Donor and acceptor levels of organic photovoltaic compounds from first principles
Ismaila Dabo, Andrea Ferretti, Cheol-Hwan Park, Nicolas Poilvert,, Yanli Li, Matteo Cococcioni, Nicola Marzari

TL;DR
This paper demonstrates that orbital-dependent density-functional theory based on Koopmans' condition can accurately predict donor and acceptor levels in organic photovoltaic compounds, offering a computationally efficient alternative to more costly methods.
Contribution
It introduces a practical first-principles approach using Koopmans' condition to accurately determine energy levels in organic photovoltaic materials.
Findings
Orbital-dependent DFT accurately predicts donor and acceptor levels within 0.1 eV of experiments.

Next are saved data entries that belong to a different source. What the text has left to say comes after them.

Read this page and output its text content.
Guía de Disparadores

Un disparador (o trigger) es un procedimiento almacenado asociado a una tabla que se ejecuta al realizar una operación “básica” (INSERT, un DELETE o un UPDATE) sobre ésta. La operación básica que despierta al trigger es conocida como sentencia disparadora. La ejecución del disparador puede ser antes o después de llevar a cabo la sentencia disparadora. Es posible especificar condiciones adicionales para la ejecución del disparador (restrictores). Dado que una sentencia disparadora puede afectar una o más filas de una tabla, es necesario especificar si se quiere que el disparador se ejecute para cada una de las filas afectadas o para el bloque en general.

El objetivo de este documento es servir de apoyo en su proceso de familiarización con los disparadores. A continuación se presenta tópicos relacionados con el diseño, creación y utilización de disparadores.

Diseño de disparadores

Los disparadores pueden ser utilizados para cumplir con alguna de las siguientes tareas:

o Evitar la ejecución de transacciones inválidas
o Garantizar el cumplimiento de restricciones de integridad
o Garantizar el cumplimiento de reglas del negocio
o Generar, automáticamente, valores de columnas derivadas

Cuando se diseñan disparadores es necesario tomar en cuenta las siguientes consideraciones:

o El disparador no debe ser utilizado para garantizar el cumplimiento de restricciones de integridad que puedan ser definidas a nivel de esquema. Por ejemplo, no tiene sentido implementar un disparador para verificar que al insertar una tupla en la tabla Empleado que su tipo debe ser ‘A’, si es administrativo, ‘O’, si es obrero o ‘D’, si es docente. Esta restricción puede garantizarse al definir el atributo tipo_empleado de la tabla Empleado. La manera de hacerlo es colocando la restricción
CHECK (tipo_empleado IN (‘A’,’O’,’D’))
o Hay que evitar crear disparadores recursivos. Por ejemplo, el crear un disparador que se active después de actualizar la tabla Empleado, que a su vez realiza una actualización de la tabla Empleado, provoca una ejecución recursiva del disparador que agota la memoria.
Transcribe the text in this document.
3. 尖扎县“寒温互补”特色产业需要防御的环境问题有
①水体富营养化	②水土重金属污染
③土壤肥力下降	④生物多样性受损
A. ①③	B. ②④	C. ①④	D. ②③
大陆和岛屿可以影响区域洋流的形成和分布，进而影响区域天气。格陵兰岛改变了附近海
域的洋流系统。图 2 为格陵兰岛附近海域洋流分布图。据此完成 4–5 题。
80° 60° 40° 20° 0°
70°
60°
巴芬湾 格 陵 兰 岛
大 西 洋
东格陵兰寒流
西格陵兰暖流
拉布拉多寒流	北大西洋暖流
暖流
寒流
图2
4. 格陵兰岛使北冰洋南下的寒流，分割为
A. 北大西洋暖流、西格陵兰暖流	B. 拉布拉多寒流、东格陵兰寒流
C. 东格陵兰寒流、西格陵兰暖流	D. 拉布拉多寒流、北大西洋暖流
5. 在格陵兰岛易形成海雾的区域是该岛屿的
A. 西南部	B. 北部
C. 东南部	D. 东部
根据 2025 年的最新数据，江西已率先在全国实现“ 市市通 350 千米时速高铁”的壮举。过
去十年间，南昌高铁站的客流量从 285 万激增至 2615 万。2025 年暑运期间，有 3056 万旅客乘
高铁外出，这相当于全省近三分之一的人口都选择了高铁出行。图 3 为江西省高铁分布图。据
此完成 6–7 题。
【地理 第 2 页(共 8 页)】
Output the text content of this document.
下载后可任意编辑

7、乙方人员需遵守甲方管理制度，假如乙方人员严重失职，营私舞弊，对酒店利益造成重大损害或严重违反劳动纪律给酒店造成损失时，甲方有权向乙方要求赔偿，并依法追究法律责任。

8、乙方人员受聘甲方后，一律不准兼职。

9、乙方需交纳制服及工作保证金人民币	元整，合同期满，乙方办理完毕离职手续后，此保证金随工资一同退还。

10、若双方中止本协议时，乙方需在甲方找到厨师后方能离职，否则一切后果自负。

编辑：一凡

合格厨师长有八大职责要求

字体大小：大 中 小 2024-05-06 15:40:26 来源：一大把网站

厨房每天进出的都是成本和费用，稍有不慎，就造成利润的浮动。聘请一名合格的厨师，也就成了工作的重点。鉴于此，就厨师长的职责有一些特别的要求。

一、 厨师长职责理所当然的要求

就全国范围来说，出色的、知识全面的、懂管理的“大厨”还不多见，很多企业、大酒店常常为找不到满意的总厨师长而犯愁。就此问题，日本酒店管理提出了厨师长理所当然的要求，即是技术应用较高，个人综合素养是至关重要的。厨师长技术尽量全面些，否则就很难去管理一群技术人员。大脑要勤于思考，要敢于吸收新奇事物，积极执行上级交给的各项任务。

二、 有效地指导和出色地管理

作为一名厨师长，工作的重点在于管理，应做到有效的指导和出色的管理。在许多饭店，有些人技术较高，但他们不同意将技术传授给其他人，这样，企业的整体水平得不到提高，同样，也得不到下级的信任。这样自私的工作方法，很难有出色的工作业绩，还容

The method offers similar accuracy to many-body perturbation theory but at lower computational cost.
Applicable to a wide range of organic molecules, clusters, and oligomers.
Abstract
Accurate and efficient approaches to predict the optical properties of organic semiconducting compounds could accelerate the search for efficient organic photovoltaic materials. Nevertheless, predicting the optical properties of organic semiconductors has been plagued by the inaccuracy or computational cost of conventional first-principles calculations. In this work, we demonstrate that orbital-dependent density-functional theory based upon Koopmans' condition [Phys. Rev. B 82, 115121 (2010)] is apt at describing donor and acceptor levels for a wide variety of organic molecules, clusters, and oligomers within a few tenths of an electron-volt relative to experiment, which is comparable to the predictive performance of many-body perturbation theory methods at a fraction of the computational cost.